Além disso, o texto venezuelano - apoiado por Nicarágua e Bolívia - ressaltava seu interesse em solicitar aos países o "pleno apoio à institucionalidade democrática e constitucional" do governo do presidente Nicolás Maduro e em rejeitar "qualquer tentativa de alteração da ordem constitucional venezuelana".
- O ponto central da nossa proposta é que, se quiser apoiar a Venezuela, a primeira coisa que se deve fazer é apoiar seu governo legítimo, legal e constitucional - ponderou o embaixador venezuelano, Bernardo Álvarez.
- Não importa quem vier propiciar o diálogo, o importante é que aconteça - disse o representante de Guatemala, Luis Raúl Estévez.
Lógicas distintasA reunião extraordinária do Conselho Permanente acontece um dia depois de o secretário-geral da OEA, Luis Almagro, pedir uma "sessão urgente" deste órgão político da entidade regional para discutir a crise "institucional" da Venezuela, invocando a Carta Democrática Interamericana.
Em uma carta de 132 páginas ao Conselho, Almagro disse que a Venezuela sofre de uma "alteração da ordem constitucional" que afeta gravemente "a ordem democrática" nesto país.
Já a chanceler argentina afirmou que a Carta Democrática "não serve, necessariamente, para resolver a situação dos venezuelanos", embora "cubra um aspecto e será avaliada".
Almagro propôs fazer esta reunião entre 10 e 20 de junho, isto é, imediatamente antes ou depois da 46ª Assembleia Geral da OEA que a entidade realizará de 13 a 15 deste mês na República Dominicana.
O chefe do organismo continental não participou nesta quarta-feira da discussão das propostas de declaração de Argentina e Venezuela, porque "não tem a lógica na qual ele está posicionado", disse seu porta-voz Sergio Jellinek.
Em contrapartida, Almagro recebeu na sede da OEA, em Washington, o dirigente da oposição venezuelano Carlos Vecchio.

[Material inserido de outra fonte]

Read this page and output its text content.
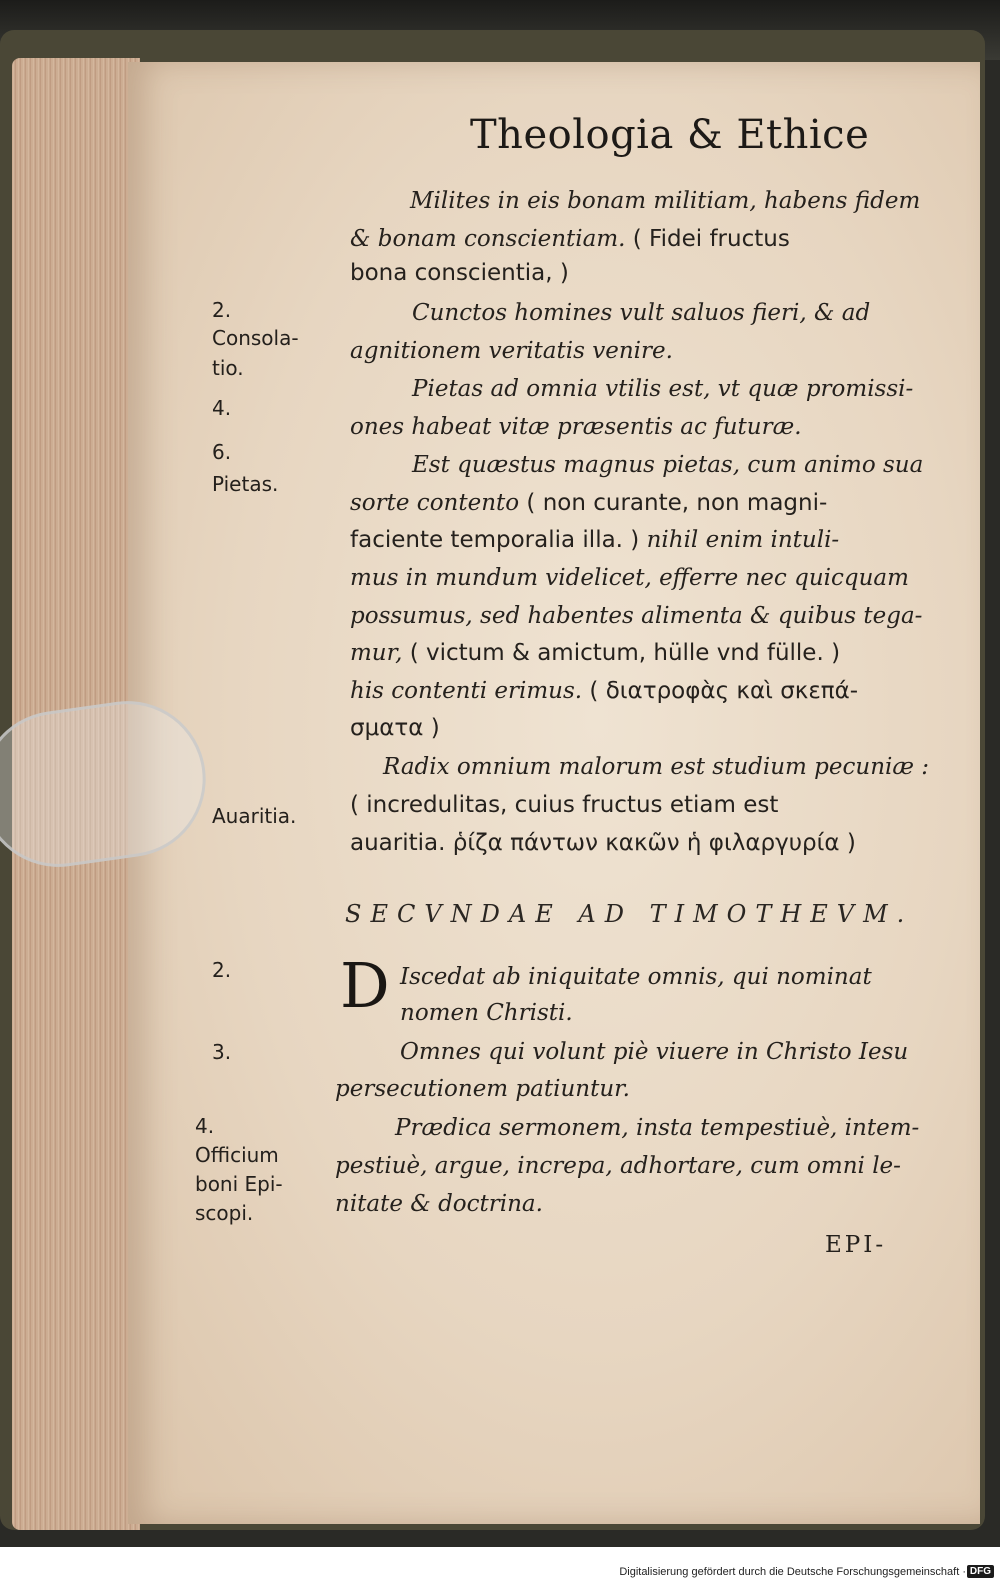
Theologia & Ethice
Milites in eis bonam militiam, habens fidem
& bonam conscientiam. ( Fidei fructus
bona conscientia, )
Cunctos homines vult saluos fieri, & ad
agnitionem veritatis venire.
Pietas ad omnia vtilis est, vt quæ promissi-
ones habeat vitæ præsentis ac futuræ.
Est quæstus magnus pietas, cum animo sua
sorte contento ( non curante, non magni-
faciente temporalia illa. ) nihil enim intuli-
mus in mundum videlicet, efferre nec quicquam
possumus, sed habentes alimenta & quibus tega-
mur, ( victum & amictum, hülle vnd fülle. )
his contenti erimus. ( διατροφὰς καὶ σκεπά-
σματα )
Radix omnium malorum est studium pecuniæ :
( incredulitas, cuius fructus etiam est
auaritia. ῥίζα πάντων κακῶν ἡ φιλαργυρία )
SECVNDAE AD TIMOTHEVM.
D Iscedat ab iniquitate omnis, qui nominat
nomen Christi.
Omnes qui volunt piè viuere in Christo Iesu
persecutionem patiuntur.
Prædica sermonem, insta tempestiuè, intem-
pestiuè, argue, increpa, adhortare, cum omni le-
nitate & doctrina.
EPI-
2.
Consola-
tio.
4.
6.
Pietas.
Auaritia.
2.
3.
4.
Officium
boni Epi-
scopi.
Digitalisierung gefördert durch die Deutsche Forschungsgemeinschaft · DFG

A ausência do secretário-geral evidencia uma clara diferença de abordagem em relação à situação venezuelana entre Almagro e os países da OEA.
- Nós, os Estados, somos os donos dessa organização - rebateu o presidente do Conselho Permanente, o embaixador argentino Juan José Arcuri.
Também na quarta, a Comissão Interamericana de Direitos Humanos (CIDH), com sede em Washington, denunciou a declaração de estado de exceção e de emergência econômica decretada em meados de maio pelo presidente Maduro. A CIDH alega que, com isso, o Executivo ganha "poderes discrecionários".